Scrolling and dipping in
I use twhirl in a side window and let the incoming messages scroll by as I so other things because truthfully keeping the twitter homepage open all day is something that I could not do and accomplish anything else. Unless I was a shut-in with no other interests I couldn't use twitter as my window on the world all day every day.
But what if that were the case? Bingo - introduce twitter in homes for the aged or infirm, Introduce it to people suffereing from chronic illness. Introduce it to people who are less mobile than they used to be, for whatever reason, It serves as an excellent distraction, an escape from loneliness or pain or lack of purpose. And plurk might serve this purpose as well.

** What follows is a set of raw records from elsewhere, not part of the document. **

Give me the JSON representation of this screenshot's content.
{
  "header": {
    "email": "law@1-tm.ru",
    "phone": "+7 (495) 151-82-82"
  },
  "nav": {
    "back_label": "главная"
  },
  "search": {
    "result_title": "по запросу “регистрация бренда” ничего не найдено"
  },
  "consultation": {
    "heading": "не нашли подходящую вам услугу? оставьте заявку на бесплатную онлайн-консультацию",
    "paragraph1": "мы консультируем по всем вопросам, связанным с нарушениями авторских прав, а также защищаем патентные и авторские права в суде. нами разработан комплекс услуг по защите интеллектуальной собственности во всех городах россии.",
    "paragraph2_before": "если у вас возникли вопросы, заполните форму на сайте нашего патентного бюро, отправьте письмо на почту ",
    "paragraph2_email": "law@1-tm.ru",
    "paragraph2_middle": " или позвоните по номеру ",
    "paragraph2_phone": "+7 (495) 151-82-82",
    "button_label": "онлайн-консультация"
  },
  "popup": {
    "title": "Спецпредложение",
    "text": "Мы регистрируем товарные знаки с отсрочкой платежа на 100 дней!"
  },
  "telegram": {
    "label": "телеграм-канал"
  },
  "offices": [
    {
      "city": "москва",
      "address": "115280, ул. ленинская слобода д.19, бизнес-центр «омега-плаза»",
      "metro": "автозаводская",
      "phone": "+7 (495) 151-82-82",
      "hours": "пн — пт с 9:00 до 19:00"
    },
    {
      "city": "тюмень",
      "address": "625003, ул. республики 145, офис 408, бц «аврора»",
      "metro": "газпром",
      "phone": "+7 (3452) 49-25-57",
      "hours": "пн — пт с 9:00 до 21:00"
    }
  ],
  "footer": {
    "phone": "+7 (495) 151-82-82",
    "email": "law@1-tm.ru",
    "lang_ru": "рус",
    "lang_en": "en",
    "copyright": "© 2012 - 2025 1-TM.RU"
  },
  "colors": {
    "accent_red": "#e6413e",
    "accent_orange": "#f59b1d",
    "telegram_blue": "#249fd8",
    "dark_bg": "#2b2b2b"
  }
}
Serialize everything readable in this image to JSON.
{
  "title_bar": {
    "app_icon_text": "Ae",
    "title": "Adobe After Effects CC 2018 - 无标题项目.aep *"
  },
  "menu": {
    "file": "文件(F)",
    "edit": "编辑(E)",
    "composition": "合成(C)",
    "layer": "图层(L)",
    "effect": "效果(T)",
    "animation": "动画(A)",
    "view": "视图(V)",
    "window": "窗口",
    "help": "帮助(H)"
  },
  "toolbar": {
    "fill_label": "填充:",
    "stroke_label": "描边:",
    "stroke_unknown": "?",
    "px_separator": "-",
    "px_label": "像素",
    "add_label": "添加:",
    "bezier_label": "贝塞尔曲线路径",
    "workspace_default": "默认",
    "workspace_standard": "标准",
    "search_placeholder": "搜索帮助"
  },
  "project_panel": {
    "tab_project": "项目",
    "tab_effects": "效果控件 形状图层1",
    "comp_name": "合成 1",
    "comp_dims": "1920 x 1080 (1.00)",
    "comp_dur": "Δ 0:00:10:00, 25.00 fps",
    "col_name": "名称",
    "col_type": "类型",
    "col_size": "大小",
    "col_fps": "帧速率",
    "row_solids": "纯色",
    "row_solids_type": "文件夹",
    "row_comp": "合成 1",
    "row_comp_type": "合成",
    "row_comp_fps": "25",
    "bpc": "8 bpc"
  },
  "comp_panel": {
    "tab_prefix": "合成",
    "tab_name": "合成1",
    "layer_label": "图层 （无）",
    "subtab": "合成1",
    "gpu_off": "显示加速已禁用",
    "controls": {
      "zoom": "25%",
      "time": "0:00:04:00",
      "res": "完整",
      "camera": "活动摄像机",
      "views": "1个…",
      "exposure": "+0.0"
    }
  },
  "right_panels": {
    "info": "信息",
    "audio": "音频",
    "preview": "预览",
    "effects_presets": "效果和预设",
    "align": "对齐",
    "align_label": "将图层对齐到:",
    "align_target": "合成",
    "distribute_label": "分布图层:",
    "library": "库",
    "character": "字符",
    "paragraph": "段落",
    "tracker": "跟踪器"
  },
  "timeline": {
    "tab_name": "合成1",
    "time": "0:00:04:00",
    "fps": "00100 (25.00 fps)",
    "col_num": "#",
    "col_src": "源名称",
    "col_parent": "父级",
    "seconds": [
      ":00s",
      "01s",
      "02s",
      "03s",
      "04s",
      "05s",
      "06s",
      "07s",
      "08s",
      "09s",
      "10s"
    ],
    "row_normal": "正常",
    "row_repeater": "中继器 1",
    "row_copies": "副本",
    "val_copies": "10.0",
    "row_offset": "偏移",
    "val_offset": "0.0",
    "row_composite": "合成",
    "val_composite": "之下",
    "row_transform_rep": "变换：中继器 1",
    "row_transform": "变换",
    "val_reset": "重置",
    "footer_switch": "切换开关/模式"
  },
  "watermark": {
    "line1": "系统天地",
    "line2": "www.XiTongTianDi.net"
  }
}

And the way it's set up, leaving plurk open in a tab is the only way to go, so it could obviously work for shut-ins and others. And the set-up truthfully - that one must view plurk on the website and the lack of a client in which to view plurk - is why it's never taken off for me, While others adore the threaded conversations, since going to the homepage and looking through messages is obligatory I just can't see the advantage.
So to me Plurk seems little more than a fancy graphic incarnation of a message board with pull-down tabs to see the message thread. In the end after giving it a shot, it's not a distraction for me, it's more an annoyance, though some social media types love it and swear it's the future when twitter dies a horrible death.
And that brings us to the future - and the past
We're safe because even when - if - twitter dies, some of it will live on in an aggregator I'm liking a lot: swurl. You can leave replies to stuff there and that can be interesting in its own way. And there's even a timeline tab. Gotta check that out. Very informative and goes back TEN years!
In any case, in the meantime I'm distracted and maybe procrastinating.
Oh - and networking and doing good and reaching out and all that other
stuff I rationalize that I'm doing in the meantime.